Weinfass im Schloss Hohentübingen
Das „Große Fass“ im Tübinger Schlosskeller wurde ab 1546 erbaut und ist das älteste erhaltene Riesenweinfass weltweit (Guinness-Weltrekord). Sein Fassungsvermögen liegt bei rund 85 000 Litern.
Aufgrund einer nahen Fledermauskolonie kann das Fass aber nur in den Wintermonaten besucht werden.
Regelmäßige Führungen finden vom 1. November 2024 bis zum 15. März 2025 statt.
Historisches
Das älteste Riesenfass – in Quellen und im Volksmund auch als „großes Buch” bezeichnet – hat ein sehr großes Volumen. Legt man die Angaben aus den historischen Quellen zugrunde, dann fasst es 47 Fuder oder 286 württembergische „Eimer“ – umgerechnet etwa 85 000 Liter. Seine schiere Größe machte es zur überregionalen Attraktion. In fast allen Reisebeschreibungen und Chroniken über Tübingen wird es als Sehenswürdigkeit herausgestellt und der Besuch empfohlen. Auch in den Stadtansichten Tübingens aus der Frühen Neuzeit steht es oft im Vordergrund als Attraktion und Zeichen des Wohlstands der Stadt.

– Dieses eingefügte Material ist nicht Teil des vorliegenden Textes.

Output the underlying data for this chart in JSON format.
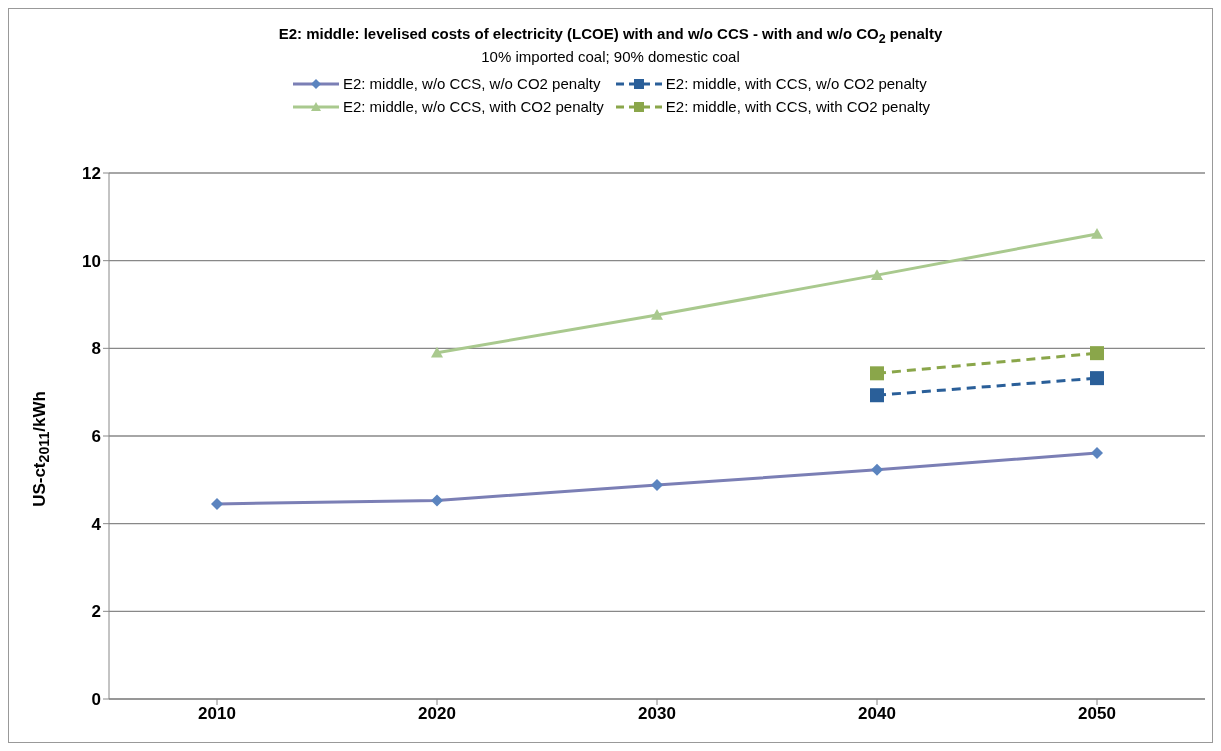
{
  "chart_data": {
    "type": "line",
    "title": "E2: middle: levelised costs of electricity (LCOE) with and w/o CCS - with and w/o CO$_{2}$ penalty",
    "subtitle": "10% imported coal; 90% domestic coal",
    "ylabel": "US-ct$_{2011}$/kWh",
    "categories": [
      "2010",
      "2020",
      "2030",
      "2040",
      "2050"
    ],
    "series": [
      {
        "name": "E2: middle, w/o CCS, w/o CO2 penalty",
        "color": "#7b7fb5",
        "marker": "diamond",
        "line_style": "solid",
        "values": [
          4.45,
          4.53,
          4.88,
          5.23,
          5.61
        ]
      },
      {
        "name": "E2: middle, with CCS, w/o CO2 penalty",
        "color": "#2a5f99",
        "marker": "square",
        "line_style": "dashed",
        "values": [
          null,
          null,
          null,
          6.93,
          7.32
        ]
      },
      {
        "name": "E2: middle, w/o CCS, with CO2 penalty",
        "color": "#a9c98e",
        "marker": "triangle",
        "line_style": "solid",
        "values": [
          null,
          7.9,
          8.76,
          9.67,
          10.61
        ]
      },
      {
        "name": "E2: middle, with CCS, with CO2 penalty",
        "color": "#8aa64a",
        "marker": "square",
        "line_style": "dashed",
        "values": [
          null,
          null,
          null,
          7.43,
          7.89
        ]
      }
    ],
    "ylim": [
      0,
      12
    ],
    "yticks": [
      0,
      2,
      4,
      6,
      8,
      10,
      12
    ],
    "grid": "y",
    "legend": "top"
  }
}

Nach einem schriftlichen Dokument des Landesarchivs Stuttgart (Signatur: A 256 Bd 34) erfolgte im Jahr 1549/50 eine Zahlung an Meister Simon Binder, den Erbauer des Fasses. Aufgrund dieser Quelle lässt sich das Weinfass exakt datieren und der Preis mit 389 fl. (Gulden) beziffern. Herzog Ulrich von Württemberg beauftragte den Bau des Fasses und ließ es im Keller des Schlosses Hohentübingen unter dem Rittersaal aufstellen.
Das Riesenfass misst etwa 6,80 Meter in der Länge und rund 4,70 Meter im Durchmesser. Sein Volumen beträgt nach Keplers Fassregel etwa 84 Kubikmeter. Ein dendrochronologisches Gutachten aus dem Jahr 2018 ermittelte ausgehend von elf Holzproben einen Datierungszeitraum. Die für den Fassbau verwendeten Eichen aus dem Schönbuch wurden zwischen 1546 und 1550 – mehrheitlich jedoch in den Wintermonaten 1548/49 und 1549/50 gefällt.
Wiedereröffnung
Wie der ehemalige Leiter des Amtes Tübingen von Vermögen und Bau Baden-Württemberg, Bernd Selbmann, mitteilte, wurden die Bauarbeiten zur Erschließung des „Großen Fasses“ Ende Oktober 2017 abgeschlossen. Damit wird ein lang gehegter Wunsch der Tübinger Bevölkerung nach Zugänglichkeit des Fasses erfüllt.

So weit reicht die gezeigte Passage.